The primary elections didn’t go without hiccups. During the June 5 Board of Commissioner’s meeting, residents pointed out issues with voting machines freezing up and parking issues.
“The elections had a lot of trouble with the ballot boxes,” said resident George Battersby. “Some of the questions on the ballots were way too long, and when you enlarged the text, they machines froze up.”
Catoosa County Director of Elections Tonya Moore admitted that some of the machines did experience some hiccups when voters adjusted the size of the font.
As far as the ballot being long, there were 10 questions as well as the SPLOST portion, which accounted for the significant length.
“If you hit enlarge text, it took it from a 12-page ballot to an 18-page ballot,” Moore explained. “Those machines are back from 2004, and they were not able to. … It’s just like a computer, how it’ll get stuck.

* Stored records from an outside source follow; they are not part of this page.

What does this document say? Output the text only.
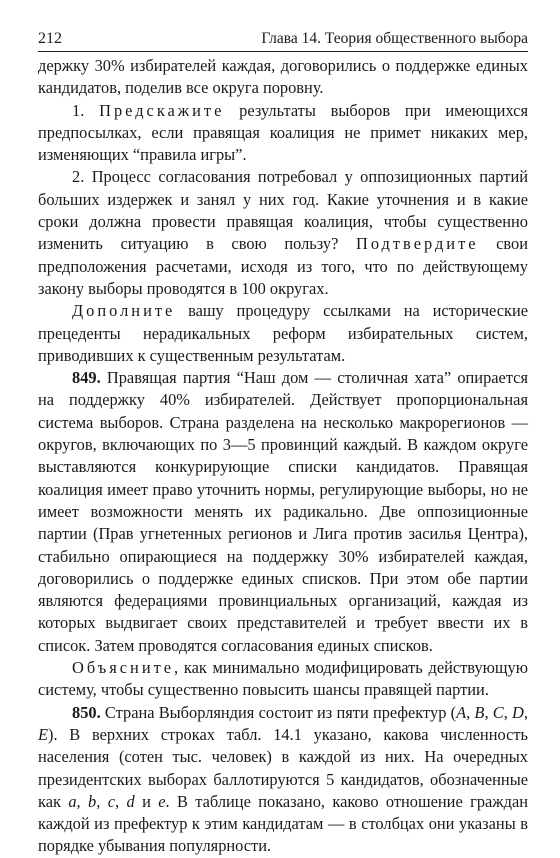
212	Глава 14. Теория общественного выбора

держку 30% избирателей каждая, договорились о поддержке единых кандидатов, поделив все округа поровну.

1. Предскажите результаты выборов при имеющихся предпосылках, если правящая коалиция не примет никаких мер, изменяющих “правила игры”.

2. Процесс согласования потребовал у оппозиционных партий больших издержек и занял у них год. Какие уточнения и в какие сроки должна провести правящая коалиция, чтобы существенно изменить ситуацию в свою пользу? Подтвердите свои предположения расчетами, исходя из того, что по действующему закону выборы проводятся в 100 округах.

Дополните вашу процедуру ссылками на исторические прецеденты нерадикальных реформ избирательных систем, приводивших к существенным результатам.

849. Правящая партия “Наш дом — столичная хата” опирается на поддержку 40% избирателей. Действует пропорциональная система выборов. Страна разделена на несколько макрорегионов — округов, включающих по 3—5 провинций каждый. В каждом округе выставляются конкурирующие списки кандидатов. Правящая коалиция имеет право уточнить нормы, регулирующие выборы, но не имеет возможности менять их радикально. Две оппозиционные партии (Прав угнетенных регионов и Лига против засилья Центра), стабильно опирающиеся на поддержку 30% избирателей каждая, договорились о поддержке единых списков. При этом обе партии являются федерациями провинциальных организаций, каждая из которых выдвигает своих представителей и требует ввести их в список. Затем проводятся согласования единых списков.

Объясните, как минимально модифицировать действующую систему, чтобы существенно повысить шансы правящей партии.

850. Страна Выборляндия состоит из пяти префектур (A, B, C, D, E). В верхних строках табл. 14.1 указано, какова численность населения (сотен тыс. человек) в каждой из них. На очередных президентских выборах баллотируются 5 кандидатов, обозначенные как a, b, c, d и e. В таблице показано, каково отношение граждан каждой из префектур к этим кандидатам — в столбцах они указаны в порядке убывания популярности.
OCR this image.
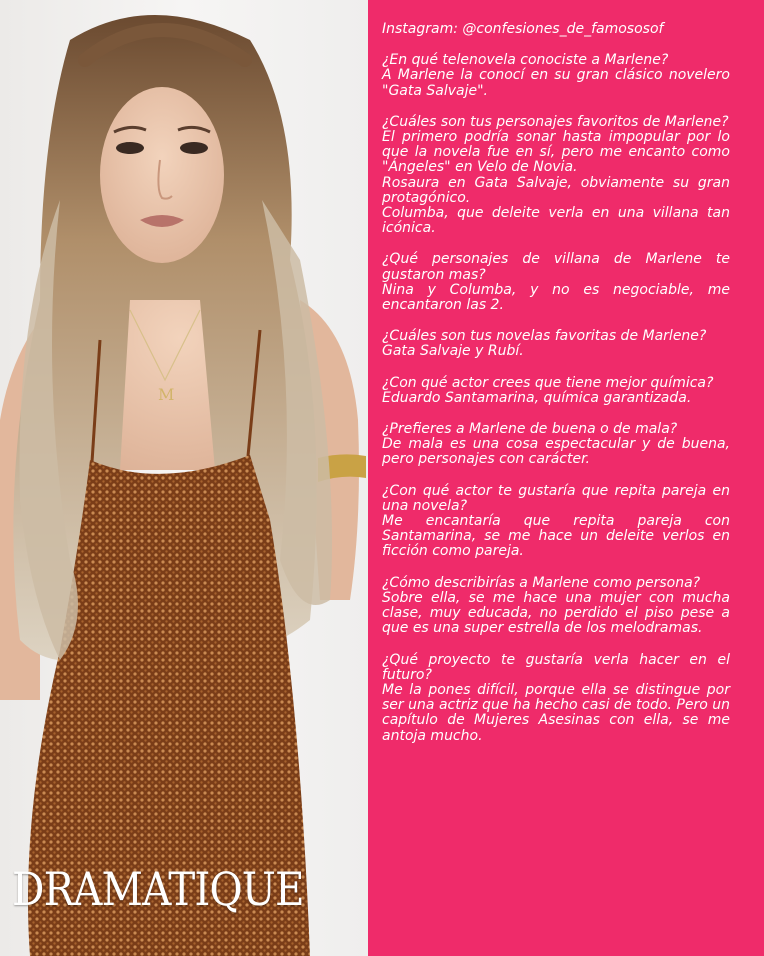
M
DRAMATIQUE
Instagram: @confesiones_de_famososof

¿En qué telenovela conociste a Marlene?

A Marlene la conocí en su gran clásico novelero "Gata Salvaje".

¿Cuáles son tus personajes favoritos de Marlene?

El primero podría sonar hasta impopular por lo que la novela fue en sí, pero me encanto como "Ángeles" en Velo de Novia.

Rosaura en Gata Salvaje, obviamente su gran protagónico.

Columba, que deleite verla en una villana tan icónica.

¿Qué personajes de villana de Marlene te gustaron mas?

Nina y Columba, y no es negociable, me encantaron las 2.

¿Cuáles son tus novelas favoritas de Marlene?

Gata Salvaje y Rubí.

¿Con qué actor crees que tiene mejor química?

Eduardo Santamarina, química garantizada.

¿Prefieres a Marlene de buena o de mala?

De mala es una cosa espectacular y de buena, pero personajes con carácter.

¿Con qué actor te gustaría que repita pareja en una novela?

Me encantaría que repita pareja con Santamarina, se me hace un deleite verlos en ficción como pareja.

¿Cómo describirías a Marlene como persona?

Sobre ella, se me hace una mujer con mucha clase, muy educada, no perdido el piso pese a que es una super estrella de los melodramas.

¿Qué proyecto te gustaría verla hacer en el futuro?

Me la pones difícil, porque ella se distingue por ser una actriz que ha hecho casi de todo. Pero un capítulo de Mujeres Asesinas con ella, se me antoja mucho.
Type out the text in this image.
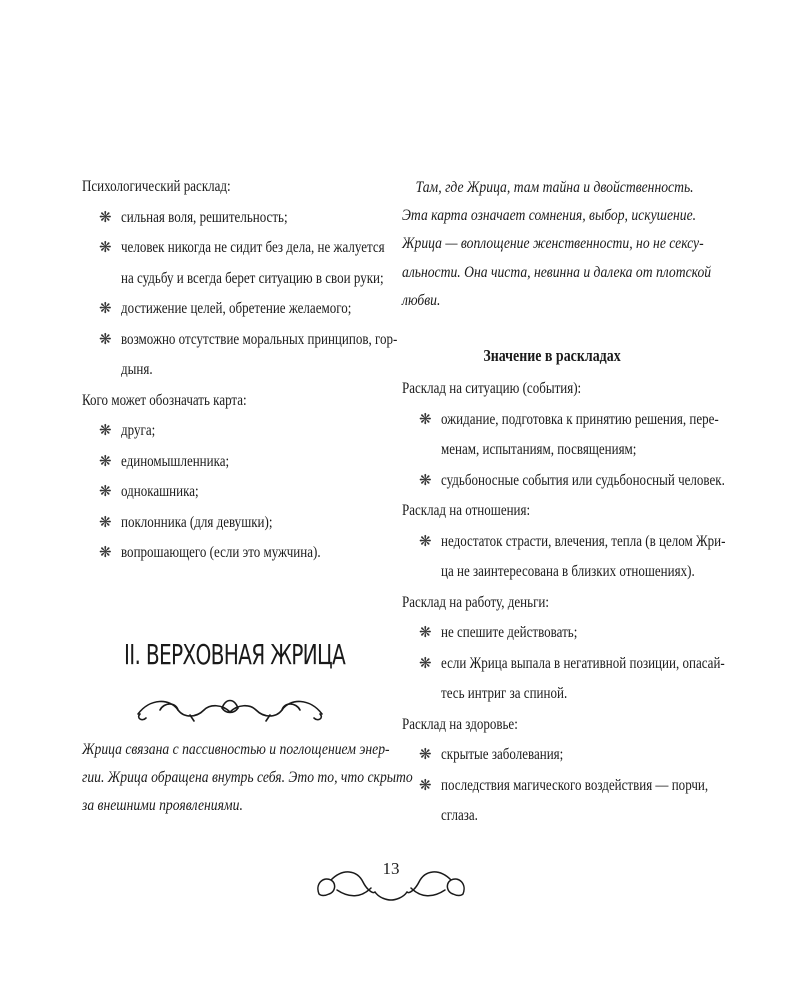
Психологический расклад:

❋ сильная воля, решительность;
❋ человек никогда не сидит без дела, не жалуется
на судьбу и всегда берет ситуацию в свои руки;
❋ достижение целей, обретение желаемого;
❋ возможно отсутствие моральных принципов, гор-
дыня.

Кого может обозначать карта:

❋ друга;
❋ единомышленника;
❋ однокашника;
❋ поклонника (для девушки);
❋ вопрошающего (если это мужчина).
II. ВЕРХОВНАЯ ЖРИЦА
Жрица связана с пассивностью и поглощением энер-
гии. Жрица обращена внутрь себя. Это то, что скрыто
за внешними проявлениями.
Там, где Жрица, там тайна и двойственность.
Эта карта означает сомнения, выбор, искушение.
Жрица — воплощение женственности, но не сексу-
альности. Она чиста, невинна и далека от плотской
любви.
Значение в раскладах

Расклад на ситуацию (события):

❋ ожидание, подготовка к принятию решения, пере-
менам, испытаниям, посвящениям;
❋ судьбоносные события или судьбоносный человек.

Расклад на отношения:

❋ недостаток страсти, влечения, тепла (в целом Жри-
ца не заинтересована в близких отношениях).

Расклад на работу, деньги:

❋ не спешите действовать;
❋ если Жрица выпала в негативной позиции, опасай-
тесь интриг за спиной.

Расклад на здоровье:

❋ скрытые заболевания;
❋ последствия магического воздействия — порчи,
сглаза.
13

Moore said her staff was able to troubleshoot the problems, and that no voters were upset with the process.
“No one complained that they needed to see the large text,” Moore said. “If it happened, we would tell them to go back to the instruction screen and view the regular text.”
Moore added that state officials were informed of the situation before Election Day.
“The state was aware of it, and we actually had a state person come up the first day of early voting when we found out there was an issue, and then they explained to us that the issue was really the SPLOST question,” Moore said. “There was nothing we could do, we just asked people not to press the large text.”
Resident Ben Scott added to the discussion by voicing his concern with parking issues that apparently plagued the Chambers precinct.
Scott said that his address changed during the time between the last two elections, making Chambers his new designated precinct.
“I found Chambers to be one of the most difficult places to get in to vote after five o’clock that I’ve seen in Catoosa County,” Scott said. “I saw at least two people that were trying to get in that just drove off, and they probably didn’t even come back to vote. Once you get in the parking lot, it’s a disaster trying to get out of there if somebody parks sideways. I’d like to see the county do something about looking at that to see if they can improve that situation and make it more convenient to vote at the Chambers precinct.”
In regards to Scott’s claims, Moore said there was discussion about purchasing an acre lot next to the Chambers precinct a few years ago, but that the landowner’s asking price for the property was too high for the county’s liking.
However, she did point out that early voting is always an option for those looking to avoid the Election Day crowd.
“We ask people to vote early. There’s three weeks of early voting, and if you don’t want to do that, we actually mail you an absentee ballot,” Moore said.
As was the case last year, the Board of Commissioners unanimously approved the intergovernmental agreement allowing Moore’s office to oversee the city elections in Ringgold.
“This agreement includes qualifying, collecting ethics reports for their elected officials and candidates in their general and special elections. It’ll be an ongoing contract,” Moore said.
Moore described the smaller city elections as “a breeze” compared to the larger federal, county, and state elections.